Melnyk bucks NHL trend

BRUCE GARRIOCH -- Sun Media

, Last Updated: 8:23 AM ET

Eugene Melnyk calls it the "Stanley Cup discount."

The Senators don't have a championship, but the club's owner is convinced they're going to get an NHL title and that was the biggest part of his pitch to keep free agents Dany Heatley, Jason Spezza and Mike Fisher in the fold.

And if defenceman Wade Redden is willing to take less money to be part of the program as well, then he'll be welcomed back next season with open arms by GM Bryan Murray and Melnyk.

"The hometown discount is very important, but what I'm basically offering, and what this organization is offering, is even more than that, it's something I call the 'Stanley Cup discount,' " said Melnyk.

"It's not like we're not going to spend to the cap. All we want to be able to do is put together a winning team year after year. I said that at the beginning of the season. We're here to stay. You build through a nucleus of core players and then you build around them."

When Spezza, Heatley and Fisher signed their multi-year, multi-millon-dollar deals, it might be difficult to believe, but they all left money on the table.
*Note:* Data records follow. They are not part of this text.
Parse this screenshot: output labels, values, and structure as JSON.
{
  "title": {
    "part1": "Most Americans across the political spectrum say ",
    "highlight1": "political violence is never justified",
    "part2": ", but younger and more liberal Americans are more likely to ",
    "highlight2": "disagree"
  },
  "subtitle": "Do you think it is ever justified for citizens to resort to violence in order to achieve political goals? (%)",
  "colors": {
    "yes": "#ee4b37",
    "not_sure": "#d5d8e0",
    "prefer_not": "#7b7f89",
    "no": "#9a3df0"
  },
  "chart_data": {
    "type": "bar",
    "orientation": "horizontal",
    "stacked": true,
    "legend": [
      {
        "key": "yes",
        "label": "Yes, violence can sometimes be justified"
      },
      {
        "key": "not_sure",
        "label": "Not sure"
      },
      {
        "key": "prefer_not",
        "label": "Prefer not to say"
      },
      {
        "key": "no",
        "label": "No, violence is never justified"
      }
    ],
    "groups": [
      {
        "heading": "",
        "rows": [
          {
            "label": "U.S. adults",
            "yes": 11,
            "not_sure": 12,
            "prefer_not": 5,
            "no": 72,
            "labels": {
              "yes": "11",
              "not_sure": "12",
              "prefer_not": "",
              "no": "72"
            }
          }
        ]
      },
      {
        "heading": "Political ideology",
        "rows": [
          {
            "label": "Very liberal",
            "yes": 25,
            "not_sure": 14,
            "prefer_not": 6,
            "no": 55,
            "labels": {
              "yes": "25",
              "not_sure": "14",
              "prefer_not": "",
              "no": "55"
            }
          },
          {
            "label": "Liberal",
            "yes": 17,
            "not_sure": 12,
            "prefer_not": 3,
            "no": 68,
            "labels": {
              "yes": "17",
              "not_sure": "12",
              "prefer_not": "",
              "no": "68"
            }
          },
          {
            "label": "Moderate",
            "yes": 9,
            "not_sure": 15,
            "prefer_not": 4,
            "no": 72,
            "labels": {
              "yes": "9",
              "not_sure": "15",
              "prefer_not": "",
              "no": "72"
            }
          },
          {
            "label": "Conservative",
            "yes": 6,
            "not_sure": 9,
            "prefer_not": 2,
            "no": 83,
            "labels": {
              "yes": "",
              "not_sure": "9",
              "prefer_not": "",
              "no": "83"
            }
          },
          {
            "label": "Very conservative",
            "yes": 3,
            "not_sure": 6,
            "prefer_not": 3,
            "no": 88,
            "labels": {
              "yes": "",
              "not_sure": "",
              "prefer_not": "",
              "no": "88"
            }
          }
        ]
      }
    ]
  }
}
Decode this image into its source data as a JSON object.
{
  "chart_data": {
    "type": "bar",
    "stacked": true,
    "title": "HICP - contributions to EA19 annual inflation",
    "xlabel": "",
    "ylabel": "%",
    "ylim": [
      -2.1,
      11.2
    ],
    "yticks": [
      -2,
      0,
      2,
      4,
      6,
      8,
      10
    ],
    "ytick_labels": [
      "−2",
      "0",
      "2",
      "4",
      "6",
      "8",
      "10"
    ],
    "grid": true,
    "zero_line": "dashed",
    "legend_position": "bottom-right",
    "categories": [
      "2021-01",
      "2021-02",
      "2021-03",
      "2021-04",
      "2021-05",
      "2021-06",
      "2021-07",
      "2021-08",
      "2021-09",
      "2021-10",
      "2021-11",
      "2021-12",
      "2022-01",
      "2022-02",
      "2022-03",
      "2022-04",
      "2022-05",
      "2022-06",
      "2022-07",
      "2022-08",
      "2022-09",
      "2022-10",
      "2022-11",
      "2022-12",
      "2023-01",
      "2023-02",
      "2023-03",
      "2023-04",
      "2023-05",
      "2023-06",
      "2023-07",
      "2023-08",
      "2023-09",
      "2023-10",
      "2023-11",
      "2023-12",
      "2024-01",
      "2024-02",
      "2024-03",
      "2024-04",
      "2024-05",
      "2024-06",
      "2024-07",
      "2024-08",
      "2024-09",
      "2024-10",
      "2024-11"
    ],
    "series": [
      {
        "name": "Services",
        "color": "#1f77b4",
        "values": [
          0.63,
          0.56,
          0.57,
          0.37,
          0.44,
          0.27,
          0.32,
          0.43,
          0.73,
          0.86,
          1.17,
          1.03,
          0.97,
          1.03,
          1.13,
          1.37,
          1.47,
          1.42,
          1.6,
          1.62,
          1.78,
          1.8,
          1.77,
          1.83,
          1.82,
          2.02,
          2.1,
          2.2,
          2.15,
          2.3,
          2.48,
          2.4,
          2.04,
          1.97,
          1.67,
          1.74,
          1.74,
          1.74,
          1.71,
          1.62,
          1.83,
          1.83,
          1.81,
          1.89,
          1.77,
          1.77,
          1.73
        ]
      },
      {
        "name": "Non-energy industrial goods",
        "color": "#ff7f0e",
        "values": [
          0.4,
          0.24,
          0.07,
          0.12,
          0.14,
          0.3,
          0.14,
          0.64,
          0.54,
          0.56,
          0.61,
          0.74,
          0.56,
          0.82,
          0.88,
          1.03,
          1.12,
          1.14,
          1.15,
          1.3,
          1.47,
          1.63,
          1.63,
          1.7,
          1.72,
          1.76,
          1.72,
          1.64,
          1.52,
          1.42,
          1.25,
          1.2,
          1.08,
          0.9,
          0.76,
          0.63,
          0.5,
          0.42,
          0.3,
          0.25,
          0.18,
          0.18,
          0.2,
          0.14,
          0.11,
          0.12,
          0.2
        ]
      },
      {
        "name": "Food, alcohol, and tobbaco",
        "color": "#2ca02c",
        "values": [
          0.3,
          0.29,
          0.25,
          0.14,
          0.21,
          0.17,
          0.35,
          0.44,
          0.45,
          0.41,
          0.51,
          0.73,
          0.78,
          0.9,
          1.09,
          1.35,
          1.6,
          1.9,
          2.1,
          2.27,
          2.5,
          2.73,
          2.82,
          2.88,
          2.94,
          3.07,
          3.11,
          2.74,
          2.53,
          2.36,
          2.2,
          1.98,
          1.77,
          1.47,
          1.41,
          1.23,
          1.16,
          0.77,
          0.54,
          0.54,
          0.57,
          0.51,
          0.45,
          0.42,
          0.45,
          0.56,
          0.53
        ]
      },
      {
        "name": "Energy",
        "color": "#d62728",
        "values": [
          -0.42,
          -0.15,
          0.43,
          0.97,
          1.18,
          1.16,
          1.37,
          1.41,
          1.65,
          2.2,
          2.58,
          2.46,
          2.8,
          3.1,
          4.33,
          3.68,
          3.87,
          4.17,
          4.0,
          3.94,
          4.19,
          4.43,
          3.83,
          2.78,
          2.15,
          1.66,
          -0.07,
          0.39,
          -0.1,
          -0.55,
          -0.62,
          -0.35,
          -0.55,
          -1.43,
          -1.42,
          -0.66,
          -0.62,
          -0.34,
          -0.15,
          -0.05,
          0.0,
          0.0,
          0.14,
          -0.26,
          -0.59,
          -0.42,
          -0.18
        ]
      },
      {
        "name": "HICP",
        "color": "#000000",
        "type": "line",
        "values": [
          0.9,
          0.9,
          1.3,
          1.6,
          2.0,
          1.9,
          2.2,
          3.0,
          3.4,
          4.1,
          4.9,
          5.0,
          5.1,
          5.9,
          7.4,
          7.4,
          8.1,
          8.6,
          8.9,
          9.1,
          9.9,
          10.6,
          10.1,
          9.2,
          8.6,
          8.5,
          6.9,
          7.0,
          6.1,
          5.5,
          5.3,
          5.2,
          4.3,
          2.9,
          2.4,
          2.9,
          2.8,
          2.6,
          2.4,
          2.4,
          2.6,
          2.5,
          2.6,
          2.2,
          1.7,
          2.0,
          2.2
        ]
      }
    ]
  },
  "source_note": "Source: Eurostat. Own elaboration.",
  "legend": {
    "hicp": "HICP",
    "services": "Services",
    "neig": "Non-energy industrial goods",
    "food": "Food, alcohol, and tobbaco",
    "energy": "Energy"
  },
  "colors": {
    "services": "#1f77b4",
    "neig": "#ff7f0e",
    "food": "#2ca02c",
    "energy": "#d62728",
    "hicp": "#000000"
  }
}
Had they waited to go to free agency, they likely would have gotten more and Redden knows he could do the same.

Melnyk said he is happy the core is signed.

"I'm absolutely pleased and so delighted," said Melnyk. "These are young players that are great in the dressing room. They're obvious leaders and we can build around them for years to come."

BASIC TRAINING: Before battling for gold in Ottawa next December at the world junior championship, Team Canada will get a lesson in teamwork from the military. Hockey Canada announced yesterday that the 2009 world junior club will prepare for the championship scheduled for Scotiabank Place by training at CFB Petawawa. "When I look at Team Canada, especially the junior team, they do a tremendous job representing our country," said Hockey Canada president and CEO at Bob Nicholson at a news conference at Scotiabank Place. "But the military does it day to day. When we're looking at preparing our team, I think there's a lot of team building that we can do right in Petawawa and there'll be some benefits back to the military." Gen. Rick Hillier, Canada's chief of the defence staff, said he's thrilled by the decision. "We build teams. That's our profession. Team Canada is going to build a team and we believe in setting missions, goals and objectives and then attaining those goals," said Hillier. "I think it's a very natural fit between us and Team Canada. Representing Canada with pride is something we take very seriously and it's the same for those hockey players." While at the base, the players will have the chance to participate in team-building exercises that will prepare them for difficult challenge of winning gold. The organization committee announced that 270,000 (68%) of the 397,000 tickets for the event have been sold.

MORE TEAMS NORTH: Melnyk said he would support the NHL's return to Winnipeg and Quebec City. "I'm a big fan of the province of Manitoba. My business (Biovail) was started there and I know there are some really great fans there," said Melnyk. "The problem is: What do you do? Do you build a 15,000-seat stadium and fill it, or do you building a 21,000-seat stadium that you have 10,000 people (attending). I think Winnipeg could support a team and it was a shame to see Quebec City have to move. I think there's more room (for teams in Canada)." Melnyk said the Canadian teams are a big reason that NHL revenues have grown. "A lot of the (revenues) are being made up in Canada," said Melnyk. "Look at what we've done here in Ottawa. We are selling out and the support has been second to none."